When Exactly Did “Signs” Become “Signage?”

Did it happen about the time when “toilet paper” became “bathroom tissue” and used cars became “previously owned automobiles?”

Or was it more recently when previously owned became too long and got shortened to “pre-owned?”


Filed under: Venting


  1. Finally… I have always wanted to know this. I don’t think “signage” even shows up in a Webster. Now, can we work on “impact” being used as a verb? I find that far more annoying.

    Comment by bytes33 — 2.16.2011 @ 2:20 pm

  2. My favorite are the talking heads on local TV weather who refer to everything as a “system.” Heaven forbid they would refer to what is occuring as just “rain,” “snow,” or even “cold front”. No, it is a “rain system” or “a frontal system.” I was a TV weatherman myself many years ago and one of the old professionals then who had done radio in the 1930’s gave me the best advice I ever got. He said, “Two minutes before you do the weather report on the air, go outside and see what’s happening. You’ll be less of an idiot.”

    Comment by Ken — 2.16.2011 @ 3:20 pm

  3. The ODEL reports the word signage, derived from the Middle French seenaugue(translated as super-dooper freeway eyesore) entered the English launguage about the same time vigor and rigor became synonyms, which is to say about the time we all became robust and more unique.
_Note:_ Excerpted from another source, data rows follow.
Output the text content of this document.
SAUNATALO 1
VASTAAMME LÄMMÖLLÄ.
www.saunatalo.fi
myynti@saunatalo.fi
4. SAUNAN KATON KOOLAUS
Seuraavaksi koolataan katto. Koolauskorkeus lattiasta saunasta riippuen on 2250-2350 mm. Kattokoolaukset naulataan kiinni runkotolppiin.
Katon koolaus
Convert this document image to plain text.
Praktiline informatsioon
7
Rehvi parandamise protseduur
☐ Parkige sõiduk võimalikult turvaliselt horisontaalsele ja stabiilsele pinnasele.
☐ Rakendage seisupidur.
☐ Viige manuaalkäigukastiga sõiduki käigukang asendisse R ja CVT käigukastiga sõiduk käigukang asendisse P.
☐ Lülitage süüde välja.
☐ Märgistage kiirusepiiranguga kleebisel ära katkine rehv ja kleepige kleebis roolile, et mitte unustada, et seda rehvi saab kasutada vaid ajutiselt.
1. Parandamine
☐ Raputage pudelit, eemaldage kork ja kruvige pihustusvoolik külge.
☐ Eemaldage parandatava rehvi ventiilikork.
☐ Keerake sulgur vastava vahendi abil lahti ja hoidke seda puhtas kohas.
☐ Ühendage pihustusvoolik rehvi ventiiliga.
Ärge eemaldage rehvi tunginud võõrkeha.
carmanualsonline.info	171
    Comment by Kate Campbell — 2.16.2011 @ 3:22 pm

  4. The Five Man Electrical Band would have struggled with “Signage.”

    Comment by slyle — 2.16.2011 @ 4:08 pm

  5. Same time as a problem became “problematic” as in “Houston, we have had a problematic event out here in space”

    Comment by Richard — 2.16.2011 @ 5:32 pm

  6. Two more annoying idiotic terms: “proactive” and “going forward.” One is either active of inactive, and while it may make some sense to specify that one is going sideways or backwards, it’s presumed that the only other and normal way to go somewhere is forward, though this silly expression is usually used as a synonym for “looking ahead” or a substitute for “what’s next?”.

    Comment by Curious Fred — 2.16.2011 @ 8:04 pm

  7. It occurred about 20 years ago when some nouns became verbs. An example: I would like to gift this to you…..

    And also, during a time period when “downsized” was changed to “right-sized”…..

    Comment by Pat Henning, Sr. — 2.16.2011 @ 8:22 pm

  8. If that was not a rhetorical question, “signage” first appeared in books around 1900 and then dropped out of use. It reappeared in the mid-1960s and took off in the late 1970s.

    See Google N-grams for the curve.


    The same site shows that “bathroom tissue” is barely a blip compared with “toilet paper,” and “previously owned” is still only a quarter as common as “used car.” You must hang out with a lot of euphemists.